Nerfies: Deformable Neural Radiance Fields
This work addresses the challenge of creating photorealistic 3D models of deformable subjects from casual mobile phone captures, which is significant for applications like virtual reality and content creation.
This paper introduces a method for photorealistically reconstructing deformable scenes from casually captured mobile phone photos/videos. It achieves this by augmenting neural radiance fields (NeRF) with a continuous volumetric deformation field, enabling high-fidelity renderings of subjects from arbitrary viewpoints.

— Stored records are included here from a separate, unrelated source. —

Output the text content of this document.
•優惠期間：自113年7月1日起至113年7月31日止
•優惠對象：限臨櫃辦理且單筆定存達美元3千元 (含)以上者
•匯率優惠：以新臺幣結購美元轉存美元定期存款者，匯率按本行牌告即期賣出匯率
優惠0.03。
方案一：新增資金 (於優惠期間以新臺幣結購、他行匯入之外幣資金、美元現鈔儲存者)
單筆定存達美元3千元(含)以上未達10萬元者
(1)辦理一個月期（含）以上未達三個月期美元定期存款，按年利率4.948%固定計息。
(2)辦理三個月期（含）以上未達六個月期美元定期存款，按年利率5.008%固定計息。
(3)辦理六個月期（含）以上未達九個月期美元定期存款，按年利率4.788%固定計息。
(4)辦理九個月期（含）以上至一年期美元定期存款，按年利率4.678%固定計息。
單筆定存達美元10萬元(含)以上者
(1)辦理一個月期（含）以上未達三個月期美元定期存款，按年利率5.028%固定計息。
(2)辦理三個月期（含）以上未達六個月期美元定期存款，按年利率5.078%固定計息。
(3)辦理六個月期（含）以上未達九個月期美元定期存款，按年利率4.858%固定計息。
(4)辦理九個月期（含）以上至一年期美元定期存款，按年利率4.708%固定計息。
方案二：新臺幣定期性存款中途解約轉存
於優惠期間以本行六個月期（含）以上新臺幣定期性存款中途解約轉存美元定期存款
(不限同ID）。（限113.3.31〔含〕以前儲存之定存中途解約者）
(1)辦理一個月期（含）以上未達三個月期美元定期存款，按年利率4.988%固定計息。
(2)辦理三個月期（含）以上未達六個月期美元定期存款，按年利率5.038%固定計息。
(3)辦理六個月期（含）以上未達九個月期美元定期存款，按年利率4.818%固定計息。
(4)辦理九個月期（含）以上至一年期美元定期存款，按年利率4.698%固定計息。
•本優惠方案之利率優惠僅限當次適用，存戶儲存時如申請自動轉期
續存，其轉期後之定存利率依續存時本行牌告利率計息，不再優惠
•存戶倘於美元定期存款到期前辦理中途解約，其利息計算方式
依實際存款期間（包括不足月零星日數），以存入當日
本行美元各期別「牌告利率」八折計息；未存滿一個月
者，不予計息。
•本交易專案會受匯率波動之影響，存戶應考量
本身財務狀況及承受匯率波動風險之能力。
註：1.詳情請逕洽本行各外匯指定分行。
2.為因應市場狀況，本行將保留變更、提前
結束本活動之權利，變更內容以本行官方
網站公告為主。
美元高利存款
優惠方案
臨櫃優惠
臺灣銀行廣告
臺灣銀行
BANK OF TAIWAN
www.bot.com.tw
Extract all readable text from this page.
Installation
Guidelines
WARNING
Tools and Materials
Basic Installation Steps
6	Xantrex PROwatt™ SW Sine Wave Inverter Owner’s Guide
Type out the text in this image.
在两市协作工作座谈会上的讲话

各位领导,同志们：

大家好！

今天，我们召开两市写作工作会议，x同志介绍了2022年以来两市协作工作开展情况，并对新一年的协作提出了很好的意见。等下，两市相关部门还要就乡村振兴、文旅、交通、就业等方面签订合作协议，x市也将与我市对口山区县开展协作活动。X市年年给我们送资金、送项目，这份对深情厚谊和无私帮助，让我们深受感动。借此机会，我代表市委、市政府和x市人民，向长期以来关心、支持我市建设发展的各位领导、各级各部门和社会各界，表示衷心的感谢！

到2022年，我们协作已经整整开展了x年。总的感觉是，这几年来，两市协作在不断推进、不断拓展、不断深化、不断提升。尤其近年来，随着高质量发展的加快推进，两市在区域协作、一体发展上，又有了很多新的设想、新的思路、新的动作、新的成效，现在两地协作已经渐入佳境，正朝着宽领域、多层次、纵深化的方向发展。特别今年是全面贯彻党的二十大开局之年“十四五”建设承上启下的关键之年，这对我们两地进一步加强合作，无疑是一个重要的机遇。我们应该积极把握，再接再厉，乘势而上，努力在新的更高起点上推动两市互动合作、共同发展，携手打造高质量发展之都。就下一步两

We present the first method capable of photorealistically reconstructing deformable scenes using photos/videos captured casually from mobile phones. Our approach augments neural radiance fields (NeRF) by optimizing an additional continuous volumetric deformation field that warps each observed point into a canonical 5D NeRF. We observe that these NeRF-like deformation fields are prone to local minima, and propose a coarse-to-fine optimization method for coordinate-based models that allows for more robust optimization. By adapting principles from geometry processing and physical simulation to NeRF-like models, we propose an elastic regularization of the deformation field that further improves robustness. We show that our method can turn casually captured selfie photos/videos into deformable NeRF models that allow for photorealistic renderings of the subject from arbitrary viewpoints, which we dub "nerfies." We evaluate our method by collecting time-synchronized data using a rig with two mobile phones, yielding train/validation images of the same pose at different viewpoints. We show that our method faithfully reconstructs non-rigidly deforming scenes and reproduces unseen views with high fidelity.